Inilah Hujjah Menolak Mengikuti Perayaan Agama Kufur (Tafsir Lâ Yasyhadûna al-Zûr QS. Al-Furqân [25]: 72)
Oleh:
Irfan Abu Naveed
[Dosen Fikih/Manthiq]
[Dosen Fikih/Manthiq]
S
|
alah satu fitnah di
zaman ini adalah tersebarnya beragam kemaksiatan yang nyata namun seakan tidak
disadari, yakni menghadiri dan ikut serta dalam perayaan yang disebutkan
al-Qur’an dengan istilah al-zuur, mencakup perayaan agama kufur (seperti
acara natal), perayaan kemaksiatan dan kebatilan (seperti perayaan tahun baru
pada umumnya).
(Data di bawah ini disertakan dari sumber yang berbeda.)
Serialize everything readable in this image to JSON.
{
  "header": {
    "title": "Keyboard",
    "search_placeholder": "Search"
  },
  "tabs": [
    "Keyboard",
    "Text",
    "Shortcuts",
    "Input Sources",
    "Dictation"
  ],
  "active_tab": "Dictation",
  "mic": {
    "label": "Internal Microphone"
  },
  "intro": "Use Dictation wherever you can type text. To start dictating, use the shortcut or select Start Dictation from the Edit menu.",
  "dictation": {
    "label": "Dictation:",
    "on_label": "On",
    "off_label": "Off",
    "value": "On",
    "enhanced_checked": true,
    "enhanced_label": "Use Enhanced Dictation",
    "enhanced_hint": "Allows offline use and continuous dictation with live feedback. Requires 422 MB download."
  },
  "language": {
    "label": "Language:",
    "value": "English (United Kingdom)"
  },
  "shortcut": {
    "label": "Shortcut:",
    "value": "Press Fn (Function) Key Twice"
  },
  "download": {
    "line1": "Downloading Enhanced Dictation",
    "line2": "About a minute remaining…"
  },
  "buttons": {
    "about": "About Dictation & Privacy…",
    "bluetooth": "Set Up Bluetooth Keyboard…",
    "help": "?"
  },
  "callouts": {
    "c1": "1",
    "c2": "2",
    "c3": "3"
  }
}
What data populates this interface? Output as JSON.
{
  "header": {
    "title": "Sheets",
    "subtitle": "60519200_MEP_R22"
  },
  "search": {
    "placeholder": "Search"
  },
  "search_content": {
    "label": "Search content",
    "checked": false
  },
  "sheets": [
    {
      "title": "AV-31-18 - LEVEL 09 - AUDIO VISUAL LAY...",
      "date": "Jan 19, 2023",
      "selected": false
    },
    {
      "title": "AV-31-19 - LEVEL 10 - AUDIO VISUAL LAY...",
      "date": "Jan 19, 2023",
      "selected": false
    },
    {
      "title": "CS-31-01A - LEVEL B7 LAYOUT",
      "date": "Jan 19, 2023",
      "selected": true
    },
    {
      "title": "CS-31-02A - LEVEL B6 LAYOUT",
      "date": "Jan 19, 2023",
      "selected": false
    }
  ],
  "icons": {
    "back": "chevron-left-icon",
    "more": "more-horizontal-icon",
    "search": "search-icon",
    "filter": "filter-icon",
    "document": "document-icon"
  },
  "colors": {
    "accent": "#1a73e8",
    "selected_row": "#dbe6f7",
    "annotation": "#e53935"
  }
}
Padahal para ulama ketika mengulas keharaman menyerupai
orang-orang kafir, mereka pun menjelaskan larangan ikut serta dalam perayaan
agama kufur.
Para
ulama ketika menjelaskan larangan menghadiri perayaan agama kufur, mereka
menukil dalil al-Qur’an[1]:
{وَالَّذِينَ لَا
يَشْهَدُونَ الزُّورَ وَإِذَا مَرُّوا بِاللَّغْوِ مَرُّوا كِرَامًا}
”Dan orang-orang yang
tidak menyaksikan al-zûr, dan apabila mereka bertemu dengan (orang-orang) yang
mengerjakan perbuatan-perbuatan yang tidak berfaidah, mereka lalui (saja)
dengan menjaga kehormatan dirinya.” (QS. Al-Furqân [25]: 72)
·
Pengertian Al-Zûr
Secara Bahasa
Kata al-Zûr
secara bahasa yakni al-kadzb (kedustaan) dan al-bâthil (kebatilan)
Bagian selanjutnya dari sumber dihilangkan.